European Athletics in May proposed having the sport’s global governing body void all world records set before 2005. That year, storage of blood and urine samples began for more sophisticated drug screenings. Forty-five outdoor records are at stake, including Florence Griffith Joyner’s women’s records in the 100 and 200 set in 1988.
The proposal is being refined before being decided upon by track’s governing body, the International Association of Athletics Federations.
Sebastian Coe of Britain, the IAAF president, has called it a “step in the right direction,” saying, “We have a good chance of winning back credibility in this area.”
But the proposal has sparked outrage among the record holders who feel they are being judged guilty of doping by association.
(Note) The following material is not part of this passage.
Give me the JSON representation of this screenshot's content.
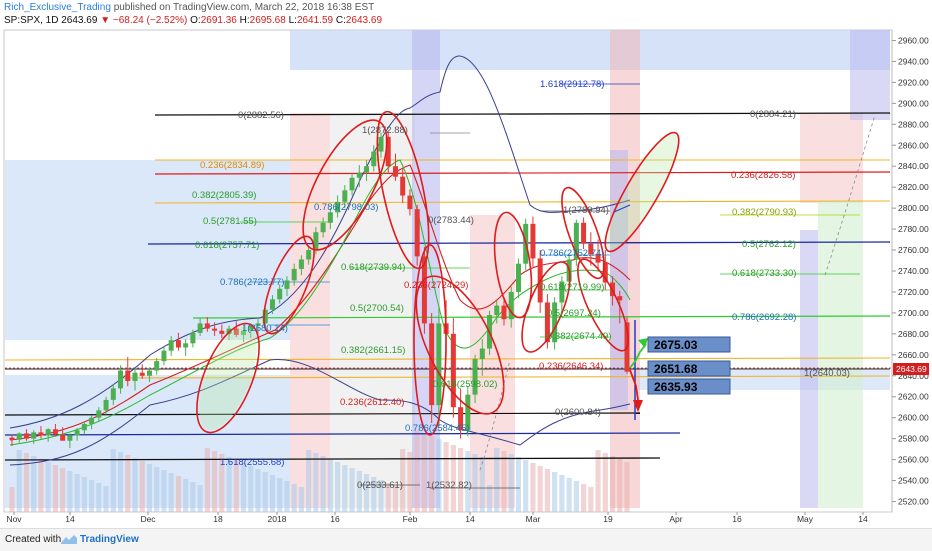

There is no proof that every record set before 2005 was aided by doping and no guarantee that every record achieved since then was unassisted by banned substances, they say.
Revoking records would be “complete nonsense,” Kratochvilova said this month through an interpreter. “I have never taken banned substances,” she said.
It seems inevitable that any attempt to delete records en masse will end up before a judge or an arbitrator.
Mike Powell of the United States has threatened legal action if forced to abdicate his 1991 world record in the long jump. Paula Radcliffe of Britain, who in 2003 set the women’s marathon record, said in a statement that it was “cowardly” to sweep aside all records “instead of having the guts to take the legal plunge and wipe any record that would be found in a court of law to have been illegally assisted.”